"Du Douanier Rousseau à Séraphine", sur les traces des peintres naïfs

L'Exposition "Du Douanier Rousseau à Séraphine" au Musée Maillol.
L'Exposition "Du Douanier Rousseau à Séraphine" au Musée Maillol. - © Courtesy of Musée Maillol

On les a appelés les primitifs modernes, les peintres du cœur sacré et les naïfs. C'est finalement cette dernière appellation qui a été retenue par le musée Maillol, à Paris, pour présenter le travail de ces peintres souvent méconnus et négligés par l'histoire de l'art de l'entre-deux-guerres. "'Autodidactes' serait peut-être plus précis", estime Jeanne-Bathilde Lacourt, co-commissaire de l'exposition, à propos de ces artistes, issus pour la plupart de milieux populaires, qui sont apparus à la retraite ou ont été découverts lors de foires, à Montmartre notamment. "Ce sont les premiers peintres du dimanche", résume-t-elle, mais en même temps, ils sont animés par une grande "nécessité intérieure" sur le plan artistique.

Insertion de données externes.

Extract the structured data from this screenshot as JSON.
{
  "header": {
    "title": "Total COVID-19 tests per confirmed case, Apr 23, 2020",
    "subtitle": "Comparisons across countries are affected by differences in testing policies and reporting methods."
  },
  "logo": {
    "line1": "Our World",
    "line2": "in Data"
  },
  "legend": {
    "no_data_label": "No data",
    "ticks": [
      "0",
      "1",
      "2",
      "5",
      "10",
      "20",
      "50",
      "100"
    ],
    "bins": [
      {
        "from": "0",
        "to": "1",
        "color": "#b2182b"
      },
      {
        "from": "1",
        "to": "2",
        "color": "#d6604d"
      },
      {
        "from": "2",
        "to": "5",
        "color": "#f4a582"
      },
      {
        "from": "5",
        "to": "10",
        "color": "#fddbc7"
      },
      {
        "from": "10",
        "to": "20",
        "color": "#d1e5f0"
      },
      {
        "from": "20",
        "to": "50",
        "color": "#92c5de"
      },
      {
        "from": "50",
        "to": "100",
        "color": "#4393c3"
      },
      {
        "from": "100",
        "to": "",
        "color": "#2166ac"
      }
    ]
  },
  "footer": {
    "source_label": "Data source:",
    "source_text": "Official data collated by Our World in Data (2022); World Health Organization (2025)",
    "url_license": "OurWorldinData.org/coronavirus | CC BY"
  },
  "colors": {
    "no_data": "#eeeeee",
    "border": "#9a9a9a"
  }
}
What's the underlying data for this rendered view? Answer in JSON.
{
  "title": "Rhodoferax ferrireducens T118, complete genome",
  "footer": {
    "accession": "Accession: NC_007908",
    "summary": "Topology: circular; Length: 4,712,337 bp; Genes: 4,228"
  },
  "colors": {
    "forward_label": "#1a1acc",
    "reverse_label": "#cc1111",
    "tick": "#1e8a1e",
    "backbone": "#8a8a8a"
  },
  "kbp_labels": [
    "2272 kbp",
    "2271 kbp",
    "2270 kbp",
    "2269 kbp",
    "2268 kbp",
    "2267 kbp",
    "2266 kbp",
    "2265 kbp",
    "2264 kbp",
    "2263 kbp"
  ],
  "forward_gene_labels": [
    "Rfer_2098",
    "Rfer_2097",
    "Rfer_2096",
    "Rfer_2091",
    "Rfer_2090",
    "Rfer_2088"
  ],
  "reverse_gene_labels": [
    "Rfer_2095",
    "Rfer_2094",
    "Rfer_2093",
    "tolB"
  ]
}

Le plus connu d'entre eux est sans conteste Henri Rousseau, dit Le Douanier Rousseau (1844-1910). Au lieu de se consacrer quasi exclusivement à cet artiste, le musée choisit de faire découvrir la génération suivante, avec des artistes nés entre 1860 et 1900. Parmi eux, Ferdinand Desnos, le cousin du poète Robert Desnos, mais aussi André Bauchant, Jean Eve, Dominique Peyronnet, ou encore Séraphine Louis, la Séraphine incarnée à l'écran par Yolande Moreau, dans le film du même nom qui a remporté sept César en 2009. "On connaît seulement une trentaine de tableaux de Peyronnet. Une douzaine est exposée au musée Maillol", se réjouit le co-commissaire Alex Susanna. Dont des tableaux marins, très impressionnants, comparables à des superpositions de drapés.

Portraits, natures mortes, paysages de jungle ou paysages urbains... Une centaine d'œuvres de ces "grands maîtres naïfs", défendus par le collectionneur et critique d'art Wilhelm Uhde (1874-1947), sont exposées à partir de mercredi (jusqu'au 19 janvier 2020). Parmi elles, les portraits-paysages de Ferdinand Desnos ou Jean Eve, ainsi que les bouquets colorés de Séraphine Louis, domestique fascinée par les vitraux de la cathédrale de Senlis, qui peignait des compositions végétales foisonnantes.

C'est l'occasion de redécouvrir la "vision intérieure très puissante" de ces artistes qui n'ont de naïfs que le nom.